A new proposal by Canyonlands National Park
superintendent Walt Dabney would more than double the park’s size,
from 368,000 acres to about 852,000 acres. Dabney says the proposal
“completes’ Canyonlands by drawing park boundaries along natural
features. He hopes it will serve as a model for future park
planning.
“This is in the public arena now, and
what it needs now is a discussion about the completion of
Canyonlands and what should your national park be,” says Dabney. “I
would invite people to go out to Dead Horse Point or Needles
Overlook, or Grandview Point and look into that basin and figure
for themselves “Where is the park?” It’s such an obvious
geographical, topographical piece when you see it.”
Much of the land included in the plan is land
proposed for wilderness designation by the Bureau of Land
Management or included in the Utah Wilderness Coalition bill,
H.R.1500.
Congressional legislation is required
to change the park’s boundaries.
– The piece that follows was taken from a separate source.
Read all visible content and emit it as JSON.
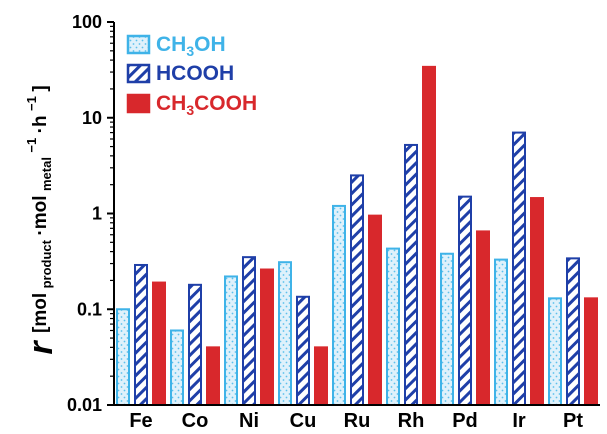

Urging a yes vote are
environmental groups such as the Grand Canyon Trust and The Nature
Conservancy, which owns the 5,500-acre Dugout Ranch near the
southern entrance to Canyonlands.
Yet Herb
McHarg, Moab representative for the Southern Utah Wilderness
Alliance, says the proposal doesn’t go far
enough.
“If it’s going to happen it needs to be
bigger,” McHarg says. “If they were to
expand the
plan to encompass all the land in that area currently included in
the (Utah Wilderness Coalition) bill, and if they bring it in as
wilderness, then we might feel better about supporting it.”
*Lisa Church
This article appeared in the print edition of the magazine with the headline Officials seek the “complete’ Canyonlands.